Numa amostra de mães adolescentes, Matos (2000) observou que o mau trato ocorrido na infância destas jovens contribuiram para a emergência de uma representação insegura da vinculação e para a ocorrência de interacções menos adequadas com os seus bebés.

Em amostras de crianças institucionalizadas vítimas de separações frequentes ou de traumas severos (ou crónicos) relacionados com a prestação de cuidados parece haver especificidades relativamente à organização da vinculação (Howe & Fearnley, 2003).

143 Recorrendo novamente a crianças romenas institucionalizadas, avaliadas com a Situação Estranha (conjugada com um instrumento específico para determinar a formação da vinculação), Zeanah et al., 2005) concluíram que, na generalidade dos casos não se observa uma organização da vinculação relativamente a um cuidador privilegiado.
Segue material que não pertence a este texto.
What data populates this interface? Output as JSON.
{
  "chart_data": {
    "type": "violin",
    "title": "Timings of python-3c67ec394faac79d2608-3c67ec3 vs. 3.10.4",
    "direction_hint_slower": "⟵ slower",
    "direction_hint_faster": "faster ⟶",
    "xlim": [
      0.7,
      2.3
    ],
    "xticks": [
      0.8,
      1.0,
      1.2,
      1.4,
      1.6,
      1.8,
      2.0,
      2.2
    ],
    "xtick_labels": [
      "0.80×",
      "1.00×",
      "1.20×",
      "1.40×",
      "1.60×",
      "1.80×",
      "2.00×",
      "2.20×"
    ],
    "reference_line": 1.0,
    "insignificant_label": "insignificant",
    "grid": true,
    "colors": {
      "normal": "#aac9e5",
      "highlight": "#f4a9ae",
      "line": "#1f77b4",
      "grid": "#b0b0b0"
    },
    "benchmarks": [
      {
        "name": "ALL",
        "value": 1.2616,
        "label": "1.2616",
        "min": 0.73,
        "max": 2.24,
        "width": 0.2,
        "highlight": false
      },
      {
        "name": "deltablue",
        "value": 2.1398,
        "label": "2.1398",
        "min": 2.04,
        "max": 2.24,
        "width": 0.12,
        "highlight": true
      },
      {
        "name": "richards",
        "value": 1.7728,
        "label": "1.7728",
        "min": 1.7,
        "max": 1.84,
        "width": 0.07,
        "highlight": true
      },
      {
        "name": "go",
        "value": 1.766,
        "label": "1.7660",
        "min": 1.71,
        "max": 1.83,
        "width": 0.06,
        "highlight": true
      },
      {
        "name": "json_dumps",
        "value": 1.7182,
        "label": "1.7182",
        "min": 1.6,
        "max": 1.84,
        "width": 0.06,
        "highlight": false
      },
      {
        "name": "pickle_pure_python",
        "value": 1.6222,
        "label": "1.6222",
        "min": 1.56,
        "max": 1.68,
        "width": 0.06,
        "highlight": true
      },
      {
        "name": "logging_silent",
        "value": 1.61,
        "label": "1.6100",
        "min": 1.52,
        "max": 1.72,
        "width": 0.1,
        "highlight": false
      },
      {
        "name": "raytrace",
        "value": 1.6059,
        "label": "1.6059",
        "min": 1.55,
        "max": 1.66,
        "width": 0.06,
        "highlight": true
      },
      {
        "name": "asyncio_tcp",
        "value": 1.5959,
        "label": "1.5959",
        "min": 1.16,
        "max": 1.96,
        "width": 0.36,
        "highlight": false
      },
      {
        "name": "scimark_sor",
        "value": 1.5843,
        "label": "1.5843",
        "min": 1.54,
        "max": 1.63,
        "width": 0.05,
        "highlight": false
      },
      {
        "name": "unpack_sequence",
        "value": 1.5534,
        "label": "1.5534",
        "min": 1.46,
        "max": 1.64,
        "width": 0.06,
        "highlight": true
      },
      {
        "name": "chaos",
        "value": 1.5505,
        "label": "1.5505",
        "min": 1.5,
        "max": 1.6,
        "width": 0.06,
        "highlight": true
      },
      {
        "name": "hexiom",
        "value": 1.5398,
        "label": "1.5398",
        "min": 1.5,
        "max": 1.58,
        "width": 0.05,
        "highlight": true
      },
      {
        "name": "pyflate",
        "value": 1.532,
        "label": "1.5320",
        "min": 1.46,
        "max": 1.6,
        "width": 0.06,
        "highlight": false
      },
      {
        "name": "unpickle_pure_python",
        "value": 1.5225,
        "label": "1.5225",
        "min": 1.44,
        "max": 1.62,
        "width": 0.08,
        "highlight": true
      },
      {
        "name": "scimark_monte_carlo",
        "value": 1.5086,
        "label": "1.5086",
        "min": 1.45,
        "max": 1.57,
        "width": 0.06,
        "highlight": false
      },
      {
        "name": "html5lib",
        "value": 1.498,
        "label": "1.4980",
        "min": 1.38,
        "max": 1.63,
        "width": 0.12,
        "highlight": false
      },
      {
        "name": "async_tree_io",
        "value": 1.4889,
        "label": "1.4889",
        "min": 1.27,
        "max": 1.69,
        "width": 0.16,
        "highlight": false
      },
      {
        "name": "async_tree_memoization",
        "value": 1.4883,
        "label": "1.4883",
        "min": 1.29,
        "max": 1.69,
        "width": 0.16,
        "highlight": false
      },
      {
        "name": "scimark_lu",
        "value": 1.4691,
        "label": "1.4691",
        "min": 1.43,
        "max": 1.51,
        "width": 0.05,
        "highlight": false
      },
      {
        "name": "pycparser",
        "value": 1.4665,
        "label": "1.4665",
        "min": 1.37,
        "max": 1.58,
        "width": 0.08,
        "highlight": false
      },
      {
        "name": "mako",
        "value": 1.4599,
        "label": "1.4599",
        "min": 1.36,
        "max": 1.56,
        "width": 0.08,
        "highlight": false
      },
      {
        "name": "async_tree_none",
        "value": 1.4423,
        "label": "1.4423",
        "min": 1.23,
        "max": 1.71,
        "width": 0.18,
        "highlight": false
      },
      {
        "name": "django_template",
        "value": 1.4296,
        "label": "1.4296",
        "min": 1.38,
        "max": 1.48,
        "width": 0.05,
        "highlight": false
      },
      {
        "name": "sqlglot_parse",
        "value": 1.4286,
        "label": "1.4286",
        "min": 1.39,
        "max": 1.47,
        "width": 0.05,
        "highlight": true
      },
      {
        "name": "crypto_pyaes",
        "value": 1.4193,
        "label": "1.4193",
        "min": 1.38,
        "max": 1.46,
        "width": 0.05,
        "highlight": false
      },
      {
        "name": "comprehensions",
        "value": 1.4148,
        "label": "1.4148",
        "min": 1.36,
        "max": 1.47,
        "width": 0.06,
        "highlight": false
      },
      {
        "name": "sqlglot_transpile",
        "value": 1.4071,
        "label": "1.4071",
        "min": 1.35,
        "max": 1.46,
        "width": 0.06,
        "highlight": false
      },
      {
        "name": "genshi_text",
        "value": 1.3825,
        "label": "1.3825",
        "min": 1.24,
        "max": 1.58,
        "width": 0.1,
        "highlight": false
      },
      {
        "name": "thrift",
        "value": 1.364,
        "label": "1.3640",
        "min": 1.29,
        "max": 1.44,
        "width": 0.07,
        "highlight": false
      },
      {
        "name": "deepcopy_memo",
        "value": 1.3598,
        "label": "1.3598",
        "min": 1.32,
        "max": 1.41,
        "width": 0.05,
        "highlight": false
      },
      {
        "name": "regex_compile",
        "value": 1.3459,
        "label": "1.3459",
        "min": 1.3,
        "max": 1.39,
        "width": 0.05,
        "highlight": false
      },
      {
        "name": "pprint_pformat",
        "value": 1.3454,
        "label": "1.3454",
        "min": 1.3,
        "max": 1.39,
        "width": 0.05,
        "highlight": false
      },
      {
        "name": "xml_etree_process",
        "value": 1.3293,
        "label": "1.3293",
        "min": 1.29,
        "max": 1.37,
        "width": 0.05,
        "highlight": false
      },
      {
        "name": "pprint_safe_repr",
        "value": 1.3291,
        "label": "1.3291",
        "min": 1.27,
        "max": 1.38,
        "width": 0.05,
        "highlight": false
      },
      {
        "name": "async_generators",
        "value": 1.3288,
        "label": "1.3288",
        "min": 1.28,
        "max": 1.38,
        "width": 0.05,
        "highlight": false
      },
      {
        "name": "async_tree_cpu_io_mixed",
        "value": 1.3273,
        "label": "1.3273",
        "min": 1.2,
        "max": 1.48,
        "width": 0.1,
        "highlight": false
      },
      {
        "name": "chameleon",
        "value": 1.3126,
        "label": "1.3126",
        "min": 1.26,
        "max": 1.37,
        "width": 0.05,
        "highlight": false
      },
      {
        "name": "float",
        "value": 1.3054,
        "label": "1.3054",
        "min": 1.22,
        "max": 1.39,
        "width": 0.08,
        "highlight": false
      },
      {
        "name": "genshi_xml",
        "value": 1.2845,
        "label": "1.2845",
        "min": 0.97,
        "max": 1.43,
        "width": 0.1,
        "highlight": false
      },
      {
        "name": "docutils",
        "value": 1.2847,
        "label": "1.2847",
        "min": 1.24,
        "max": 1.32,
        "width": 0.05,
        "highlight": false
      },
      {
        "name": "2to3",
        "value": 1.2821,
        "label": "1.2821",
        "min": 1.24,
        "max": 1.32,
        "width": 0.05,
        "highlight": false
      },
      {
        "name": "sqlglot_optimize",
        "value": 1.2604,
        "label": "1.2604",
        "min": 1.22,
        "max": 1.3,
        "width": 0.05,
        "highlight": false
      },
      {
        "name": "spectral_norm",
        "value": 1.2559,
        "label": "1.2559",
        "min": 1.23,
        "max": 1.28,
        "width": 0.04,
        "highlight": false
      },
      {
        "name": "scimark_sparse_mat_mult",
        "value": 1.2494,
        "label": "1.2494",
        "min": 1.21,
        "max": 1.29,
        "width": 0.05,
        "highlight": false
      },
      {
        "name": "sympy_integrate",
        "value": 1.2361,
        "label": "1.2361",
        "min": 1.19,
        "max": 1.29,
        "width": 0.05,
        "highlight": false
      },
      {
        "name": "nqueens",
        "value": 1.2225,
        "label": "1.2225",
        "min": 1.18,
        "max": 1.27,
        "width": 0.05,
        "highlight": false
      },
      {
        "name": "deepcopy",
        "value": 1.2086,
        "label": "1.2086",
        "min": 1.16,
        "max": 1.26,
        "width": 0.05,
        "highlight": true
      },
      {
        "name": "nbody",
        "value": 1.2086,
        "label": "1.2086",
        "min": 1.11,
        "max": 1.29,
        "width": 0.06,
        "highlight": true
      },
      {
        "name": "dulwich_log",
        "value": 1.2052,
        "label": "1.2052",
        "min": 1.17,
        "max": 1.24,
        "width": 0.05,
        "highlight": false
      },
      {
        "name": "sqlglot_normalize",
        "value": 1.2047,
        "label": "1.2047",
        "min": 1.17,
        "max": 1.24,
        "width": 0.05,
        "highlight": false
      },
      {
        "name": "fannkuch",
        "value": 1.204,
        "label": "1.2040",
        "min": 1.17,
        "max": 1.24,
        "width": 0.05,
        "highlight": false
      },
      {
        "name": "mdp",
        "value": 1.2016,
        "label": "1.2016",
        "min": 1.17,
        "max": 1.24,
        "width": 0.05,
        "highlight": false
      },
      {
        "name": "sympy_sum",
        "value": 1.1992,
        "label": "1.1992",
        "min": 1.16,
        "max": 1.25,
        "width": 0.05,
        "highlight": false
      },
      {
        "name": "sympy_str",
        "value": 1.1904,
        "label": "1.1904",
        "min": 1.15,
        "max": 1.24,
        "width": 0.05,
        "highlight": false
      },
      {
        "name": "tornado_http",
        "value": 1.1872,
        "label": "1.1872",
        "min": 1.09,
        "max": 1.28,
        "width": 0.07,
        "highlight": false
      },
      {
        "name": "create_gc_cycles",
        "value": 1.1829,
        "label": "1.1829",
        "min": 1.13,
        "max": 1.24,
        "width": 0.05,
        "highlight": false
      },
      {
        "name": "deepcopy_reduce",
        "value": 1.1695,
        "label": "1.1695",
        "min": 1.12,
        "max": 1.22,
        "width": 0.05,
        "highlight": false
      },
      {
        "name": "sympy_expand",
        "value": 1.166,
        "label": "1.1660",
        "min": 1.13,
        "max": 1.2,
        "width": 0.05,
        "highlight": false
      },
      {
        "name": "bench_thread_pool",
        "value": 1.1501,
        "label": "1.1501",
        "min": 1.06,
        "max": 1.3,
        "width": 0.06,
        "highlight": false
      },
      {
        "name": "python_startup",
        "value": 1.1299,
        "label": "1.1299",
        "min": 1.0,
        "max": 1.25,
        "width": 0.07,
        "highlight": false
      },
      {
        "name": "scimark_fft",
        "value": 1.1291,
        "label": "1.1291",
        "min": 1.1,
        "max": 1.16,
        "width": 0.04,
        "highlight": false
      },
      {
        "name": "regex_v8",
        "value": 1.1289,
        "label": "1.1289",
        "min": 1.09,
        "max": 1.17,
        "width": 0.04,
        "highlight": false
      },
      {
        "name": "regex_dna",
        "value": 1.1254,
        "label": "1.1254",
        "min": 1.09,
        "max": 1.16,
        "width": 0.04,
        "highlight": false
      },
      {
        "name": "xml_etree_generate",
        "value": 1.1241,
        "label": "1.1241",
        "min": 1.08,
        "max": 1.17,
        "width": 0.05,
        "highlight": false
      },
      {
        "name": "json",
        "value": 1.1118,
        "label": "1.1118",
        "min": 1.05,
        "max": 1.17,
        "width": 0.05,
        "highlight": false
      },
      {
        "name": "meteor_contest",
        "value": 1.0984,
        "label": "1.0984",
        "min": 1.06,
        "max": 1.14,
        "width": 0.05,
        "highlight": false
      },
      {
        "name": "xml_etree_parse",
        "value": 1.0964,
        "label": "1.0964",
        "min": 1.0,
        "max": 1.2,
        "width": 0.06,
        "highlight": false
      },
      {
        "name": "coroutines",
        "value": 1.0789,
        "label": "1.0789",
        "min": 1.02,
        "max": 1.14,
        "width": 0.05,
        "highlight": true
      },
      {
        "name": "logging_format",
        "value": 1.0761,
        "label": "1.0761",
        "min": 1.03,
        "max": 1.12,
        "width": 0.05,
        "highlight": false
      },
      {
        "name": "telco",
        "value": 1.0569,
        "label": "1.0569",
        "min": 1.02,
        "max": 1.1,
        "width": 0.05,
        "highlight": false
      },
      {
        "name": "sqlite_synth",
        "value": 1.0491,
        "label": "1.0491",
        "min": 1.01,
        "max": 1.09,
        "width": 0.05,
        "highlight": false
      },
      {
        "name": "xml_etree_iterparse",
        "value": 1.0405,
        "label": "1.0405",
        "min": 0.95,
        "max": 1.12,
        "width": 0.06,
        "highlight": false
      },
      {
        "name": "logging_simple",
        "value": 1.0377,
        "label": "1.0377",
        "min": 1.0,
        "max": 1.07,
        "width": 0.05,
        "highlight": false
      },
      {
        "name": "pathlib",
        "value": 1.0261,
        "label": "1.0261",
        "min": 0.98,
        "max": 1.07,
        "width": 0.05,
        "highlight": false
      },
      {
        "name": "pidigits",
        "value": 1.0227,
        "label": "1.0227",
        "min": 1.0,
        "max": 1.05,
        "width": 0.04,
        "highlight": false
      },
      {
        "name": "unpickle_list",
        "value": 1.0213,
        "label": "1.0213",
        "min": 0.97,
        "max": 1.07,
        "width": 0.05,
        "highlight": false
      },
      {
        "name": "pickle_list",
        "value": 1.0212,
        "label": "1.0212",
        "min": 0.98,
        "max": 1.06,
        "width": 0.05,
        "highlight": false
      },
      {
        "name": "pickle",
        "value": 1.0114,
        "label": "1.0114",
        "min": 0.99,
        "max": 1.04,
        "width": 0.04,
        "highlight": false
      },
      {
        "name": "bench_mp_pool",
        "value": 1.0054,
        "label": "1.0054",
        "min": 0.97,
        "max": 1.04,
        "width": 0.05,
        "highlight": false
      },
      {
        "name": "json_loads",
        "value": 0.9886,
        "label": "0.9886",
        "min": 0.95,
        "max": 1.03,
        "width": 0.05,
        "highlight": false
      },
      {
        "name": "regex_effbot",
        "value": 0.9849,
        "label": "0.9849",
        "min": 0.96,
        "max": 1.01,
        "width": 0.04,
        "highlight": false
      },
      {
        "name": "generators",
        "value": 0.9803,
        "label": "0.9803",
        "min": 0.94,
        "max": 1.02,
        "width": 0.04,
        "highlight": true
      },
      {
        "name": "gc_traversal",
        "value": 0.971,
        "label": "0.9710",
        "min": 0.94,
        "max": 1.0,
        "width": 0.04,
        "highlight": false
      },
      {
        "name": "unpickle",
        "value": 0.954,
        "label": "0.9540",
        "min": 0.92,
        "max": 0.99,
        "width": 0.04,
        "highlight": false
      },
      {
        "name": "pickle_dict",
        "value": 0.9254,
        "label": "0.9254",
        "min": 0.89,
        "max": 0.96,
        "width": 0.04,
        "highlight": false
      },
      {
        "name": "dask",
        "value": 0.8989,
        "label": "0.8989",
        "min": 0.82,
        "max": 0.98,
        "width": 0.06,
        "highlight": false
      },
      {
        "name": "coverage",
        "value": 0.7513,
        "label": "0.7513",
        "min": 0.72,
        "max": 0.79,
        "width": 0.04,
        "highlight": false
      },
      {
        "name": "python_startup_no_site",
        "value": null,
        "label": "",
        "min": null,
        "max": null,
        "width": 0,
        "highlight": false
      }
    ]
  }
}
O número de crianças não classificáveis ou com uma vinculação desorganizada é semelhante ao do estudo de Carlson e colaboradores (1989) com crianças maltratadas. Este facto permite, do ponto de vista da vinculação, estabelecer um paralelo entre estes dois contextos de prestação de cuidados. O mais preocupante entre as crianças institucionalizadas é a aparente incapacidade para desenvolver um padrão de vinculação (qualquer que seja). Por isso, os autores deste estudo conceberam a hipótese de, nestes casos, estarmos perante um padrão designado por

unorganized (não organizado) que associam à situação de privação afectiva grave. Nestas

circunstâncias, as crianças não conseguiram estabelecer uma relação selectiva com um dos cuidadores e, por isso, não exibem nenhum dos quatro padrões de vinculação. São incapazes de responder recorrerendo a estratégias relacionais em contextos que apelam à regulação emocional. Por outro lado, entre estas crianças, há um grande número de perturbações graves da vinculação enquadráveis nas perturbações reactivas da vinculação descritas na DSM-IV (APA, 1994) avaliadas através da Entrevista dos Distúrbios da Vinculação (Smyke & Zeanah, 1999) ou de uma entrevista semi-estruturada aos pais concebida para avaliar a perturbação da vinculação de tipo desinibida (Rutter, Colvert, Kreppner, Beckett, Castle, Groothues, Hawkins, O’Connor, Stevens & Sonuga-Barke, 2007). No grupo de crianças romenas (que viveram em instituições) adoptadas na Grã-Bretanha, observaram-se alterações da vinculação no sentido da desinibição após sete anos de integração nas famílias. Este facto parece apontar no sentido da influência de algum tipo de mecanismo biológico para explicar a estabilidade da perturbação. Por outro lado, é essencial avaliar, do ponto de vista da família, factores que possam influenciar a manutenção deste tipo de distúrbios. De qualquer modo, o acompanhamento destas crianças nos estudos em curso no Reino Unido poderão, no futuro, contribuir para esclarecer estas questões (Rutter et al., 2007).

No que concerne aos efeitos do mau trato ocorrido na infância sobre a vinculação avaliada na idade adulta a investigação mostrado que este tipo de experiências estão associadas a representações não resolvidas e a níveis elevados de dissociação, confusão identitária e problemas relacionais (Bailey, Moran & Pederson (2007).